Pirelli unterstreicht hohe Kosten

Hembery versucht, die kommerziellen Aspekte des Engagements zu erklären: "Es geht nicht nur um die Werbekosten, sondern wir haben Fabriken, hunderte Mitarbeiter, hohe Fixkosten. Das muss man einrechnen, wenn man den Return on Investment berechnet. Es geht um die Kosten für das Gesamtpaket - und da wird es zu einem ziemlich großen Projekt. Ich bin mir ziemlich sicher, dass unser Budget höher ist als das vieler Formel-1-Teams."

Allein der Transport der Formel-1-Reifen zu 20 Rennstrecken kostet pro Jahr rund fünf Millionen Euro. Also muss sich ein Unternehmen wie Pirelli die Frage stellen, ob man das Budget, das das Engagement in der Königsklasse verschlingt, nicht effektiver nutzen könnte, indem man TV-Spots und Printanzeigen in den Medien bucht. Die Rechnung funktioniere in der Formel 1, glaubt Hembery, aber: "Es gibt Grenzen, wie weit man gehen kann."

Soft- und Supersoft-Reifen von Pirelli

Die Pirelli-Reifen tragen wesentlich zum Spektakel in der Formel 1 bei Zoom

Ein Signal an Ecclestone und die Formel 1, dass Pirelli nicht um jeden Preis bleiben will, wenn die Rahmenbedingungen nicht mehr stimmen sollten. Hembery lässt keinen Zweifel daran, dass letztendlich kommerzielle Überlegungen den Ausschlag geben werden: "Wenn man uns um zu viel Geld bittet, geben wir unser Geld halt woanders aus. Wir kennen unsere Grenzen. Wenn die Kosten zu hoch werden, sehen wir uns nach anderen Möglichkeiten um."

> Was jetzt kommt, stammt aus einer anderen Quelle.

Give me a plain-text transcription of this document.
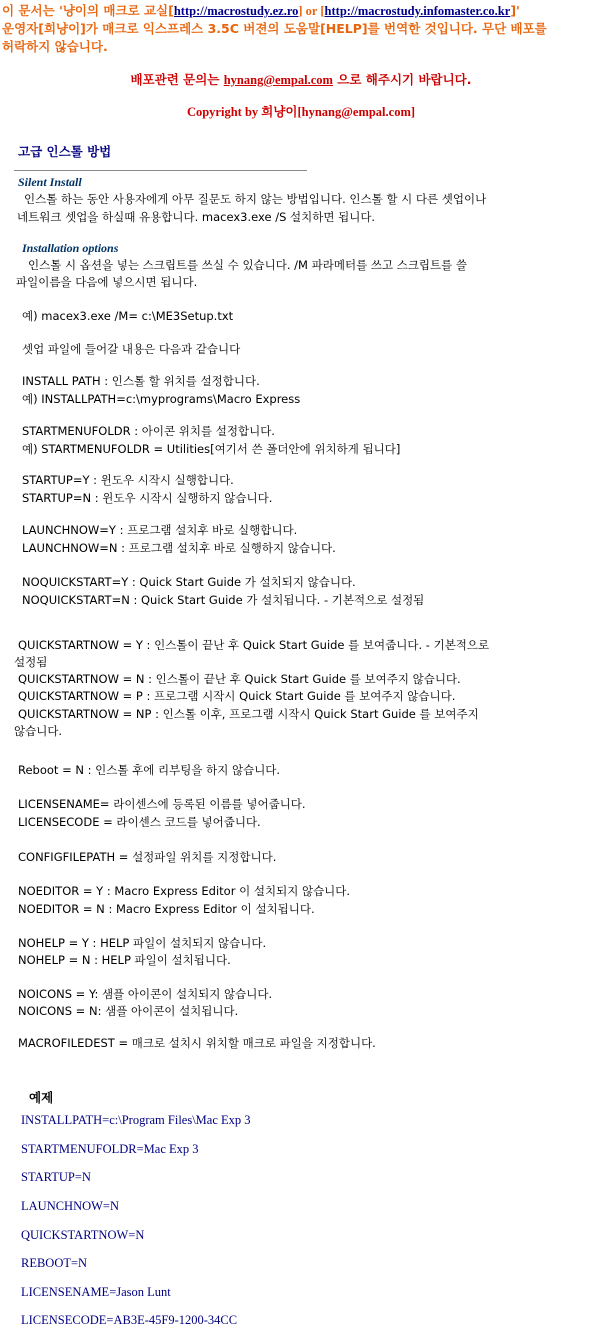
이 문서는 '냥이의 매크로 교실[http://macrostudy.ez.ro] or [http://macrostudy.infomaster.co.kr]'
운영자[희냥이]가 매크로 익스프레스 3.5C 버젼의 도움말[HELP]를 번역한 것입니다. 무단 배포를
허락하지 않습니다.
배포관련 문의는 hynang@empal.com 으로 해주시기 바랍니다.
Copyright by 희냥이[hynang@empal.com]
고급 인스톨 방법
Silent Install
인스톨 하는 동안 사용자에게 아무 질문도 하지 않는 방법입니다. 인스톨 할 시 다른 셋업이나
네트워크 셋업을 하실때 유용합니다. macex3.exe /S 설치하면 됩니다.
Installation options
인스톨 시 옵션을 넣는 스크립트를 쓰실 수 있습니다. /M 파라메터를 쓰고 스크립트를 쓸
파일이름을 다음에 넣으시면 됩니다.
예) macex3.exe /M= c:\ME3Setup.txt
셋업 파일에 들어갈 내용은 다음과 같습니다
INSTALL PATH : 인스톨 할 위치를 설정합니다.
예) INSTALLPATH=c:\myprograms\Macro Express
STARTMENUFOLDR : 아이콘 위치를 설정합니다.
예) STARTMENUFOLDR = Utilities[여기서 쓴 폴더안에 위치하게 됩니다]
STARTUP=Y : 윈도우 시작시 실행합니다.
STARTUP=N : 윈도우 시작시 실행하지 않습니다.
LAUNCHNOW=Y : 프로그램 설치후 바로 실행합니다.
LAUNCHNOW=N : 프로그램 설치후 바로 실행하지 않습니다.
NOQUICKSTART=Y : Quick Start Guide 가 설치되지 않습니다.
NOQUICKSTART=N : Quick Start Guide 가 설치됩니다. - 기본적으로 설정됨
QUICKSTARTNOW = Y : 인스톨이 끝난 후 Quick Start Guide 를 보여줍니다. - 기본적으로
설정됨
QUICKSTARTNOW = N : 인스톨이 끝난 후 Quick Start Guide 를 보여주지 않습니다.
QUICKSTARTNOW = P : 프로그램 시작시 Quick Start Guide 를 보여주지 않습니다.
QUICKSTARTNOW = NP : 인스톨 이후, 프로그램 시작시 Quick Start Guide 를 보여주지
않습니다.
Reboot = N : 인스톨 후에 리부팅을 하지 않습니다.
LICENSENAME= 라이센스에 등록된 이름를 넣어줍니다.
LICENSECODE = 라이센스 코드를 넣어줍니다.
CONFIGFILEPATH = 설정파일 위치를 지정합니다.
NOEDITOR = Y : Macro Express Editor 이 설치되지 않습니다.
NOEDITOR = N : Macro Express Editor 이 설치됩니다.
NOHELP = Y : HELP 파일이 설치되지 않습니다.
NOHELP = N : HELP 파일이 설치됩니다.
NOICONS = Y: 샘플 아이콘이 설치되지 않습니다.
NOICONS = N: 샘플 아이콘이 설치됩니다.
MACROFILEDEST = 매크로 설치시 위치할 매크로 파일을 지정합니다.
예제
INSTALLPATH=c:\Program Files\Mac Exp 3
STARTMENUFOLDR=Mac Exp 3
STARTUP=N
LAUNCHNOW=N
QUICKSTARTNOW=N
REBOOT=N
LICENSENAME=Jason Lunt
LICENSECODE=AB3E-45F9-1200-34CC
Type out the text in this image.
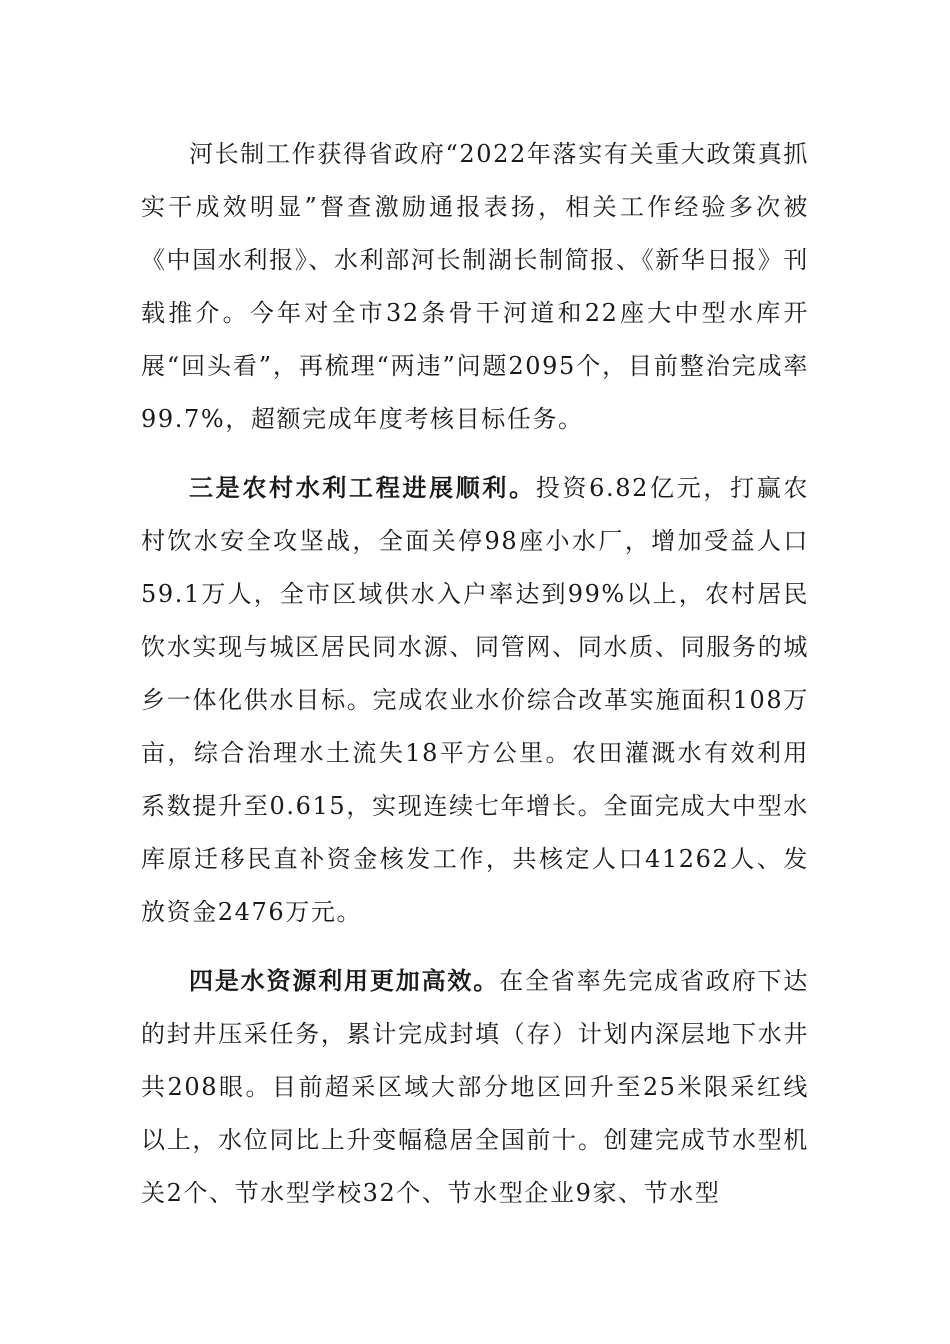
河长制工作获得省政府“2022年落实有关重大政策真抓实干成效明显”督查激励通报表扬，相关工作经验多次被《中国水利报》、水利部河长制湖长制简报、《新华日报》刊载推介。今年对全市32条骨干河道和22座大中型水库开展“回头看”，再梳理“两违”问题2095个，目前整治完成率99.7%，超额完成年度考核目标任务。

三是农村水利工程进展顺利。投资6.82亿元，打赢农村饮水安全攻坚战，全面关停98座小水厂，增加受益人口59.1万人，全市区域供水入户率达到99%以上，农村居民饮水实现与城区居民同水源、同管网、同水质、同服务的城乡一体化供水目标。完成农业水价综合改革实施面积108万亩，综合治理水土流失18平方公里。农田灌溉水有效利用系数提升至0.615，实现连续七年增长。全面完成大中型水库原迁移民直补资金核发工作，共核定人口41262人、发放资金2476万元。

四是水资源利用更加高效。在全省率先完成省政府下达的封井压采任务，累计完成封填（存）计划内深层地下水井共208眼。目前超采区域大部分地区回升至25米限采红线以上，水位同比上升变幅稳居全国前十。创建完成节水型机关2个、节水型学校32个、节水型企业9家、节水型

Formel-1-Kommission kein K.-o.-Kriterium

Denkbar auch, dass Pirelli wegen der geplanten Verkleinerung von 26 auf 18 Sitze aus der Formel-1-Kommission fliegen könnte. Das wäre allerdings kein K.-o.-Kriterium für die Entscheidung: "Darum haben wir ja nie gebeten", so Hembery. "Wir wurden eingeladen, weil traditionell ein Reifenhersteller in der Kommission ist. Wir schätzen das und haben glaube ich eine gewichtige Stimme, weil wir nicht nur die kommerzielle Seite vertreten, sondern auch die technische."

Hembery unterstreicht, dass Pirelli weiterhin ein wichtiges Mitglied sein könnte: "Wir arbeiten mit allen Teams zusammen und mit der FIA. Das macht unsere Position einzigartig. Wir sind nicht einfach nur ein Sponsor, sondern auch ein technischer Partner. Technische Fairness im Sport ist uns ein Anliegen. Ich glaube, dass wir uns in manchen Sitzungen sehr gut eingebracht haben. Wenn man uns nicht mehr braucht, ist das etwas anderes, aber wir sind gerne dabei."